How Past Conditions Affect Current Documentation and Coding

How Past Conditions Affect Current Documentation and Coding

By Jan Deyber, CRN-C, and Tiffany Brookshire, BSN, CRN-C

We often see inconsistency in medical records regarding diagnoses as current or historical. Documenting “history of” when referencing a patient’s past medical background is a longstanding practice.  Providers may intend a “present perfect” tense – a condition that started in the past and continues in the present.  However, in the world of diagnosis coding, “history of” indicates a past (or past perfect) tense; in other words, a condition that no longer exists.  

 

Documenting Past Conditions

Good clinical care requires a record of pertinent historical illnesses; e.g., a condition with known predisposition for recurrence, like cancer, diverticulitis or UTI.   Thus, we advise providers to document “history of” only for an illness that no longer exists and is not being treated or addressed.

Certain past conditions that are presently quiescent, such as certain cancers, depression, alcoholism, and drug dependence, should prompt a consideration for documenting “in remission.” These disease processes are often monitored and may require maintenance treatment to keep the condition at bay.  “History of” would not be appropriate for a patient who is sober with his alcoholism, for instance.   

Some “present perfect” conditions become so familiar to providers for certain patients, that they are no longer perceived as a diagnosis, and may not be routinely documented.  Common examples include the “status” of presence of prosthetic devices, amputations, artificial openings, dependence on machines, and major organ transplant.

 

          Jan Deyber, CRN-C

Coding Past Conditions

At least three categories of ICD-10 codes can be reported for past conditions that have a present impact:  a “Personal History” code, a “Status” code or a “Remission” code.  These are mostly reported with Z-codes from ICD-10’s Chapter 21 (Factors Influencing Health Status and Contact with Health Services). 

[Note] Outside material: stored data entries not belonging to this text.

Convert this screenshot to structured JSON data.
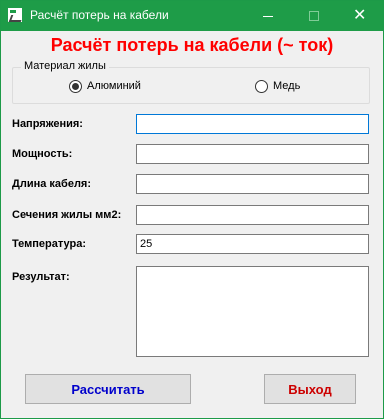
{
  "window": {
    "title": "Расчёт потерь на кабели",
    "minimize_glyph": "—",
    "close_glyph": "✕",
    "accent_color": "#1e9c48"
  },
  "heading": "Расчёт потерь на кабели (~ ток)",
  "material": {
    "legend": "Материал жилы",
    "options": [
      {
        "label": "Алюминий",
        "checked": true
      },
      {
        "label": "Медь",
        "checked": false
      }
    ]
  },
  "fields": {
    "voltage": {
      "label": "Напряжения:",
      "value": ""
    },
    "power": {
      "label": "Мощность:",
      "value": ""
    },
    "length": {
      "label": "Длина кабеля:",
      "value": ""
    },
    "section": {
      "label": "Сечения жилы мм2:",
      "value": ""
    },
    "temperature": {
      "label": "Температура:",
      "value": "25"
    },
    "result": {
      "label": "Результат:",
      "value": ""
    }
  },
  "buttons": {
    "calculate": "Рассчитать",
    "exit": "Выход"
  }
}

“Personal History” sections include Z85 – malignant neoplasm, Z86 – certain other diseases, Z87 – other diseases and conditions, and Z92 – medical treatment.  These codes generally do not risk adjust.

“Remission” codes are found with their conditions and  generally risk adjust.  Common situations include major depression, substance dependence and some malignancies.  In particular, categories for leukemia, multiple myeloma and malignant plasma cell neoplasms, have codes indicating remission.

 

Tiffany Brookshire, BSN, CRN-C

 “Status” codes are Z-codes reported for a patient who is either a carrier of a disease or has the sequelae or residual of a past disease or condition. A status code is distinct from a personal history code and some status codes risk adjust because care for the condition is intensive and expensive.

Coding past conditions can cause confusion for providers and for coders. Documentation is the key to clarity for a past vs. current code. Comprehensive and concise documentation is paramount to coding to the highest specificity in ICD-10.  Clear documentation of the status of a condition is required to correctly code for a current or “history of” disease process. Because “status” and “remission” conditions impact care and may also risk adjust, providers and coders must give attention and care to them in documentation and coding.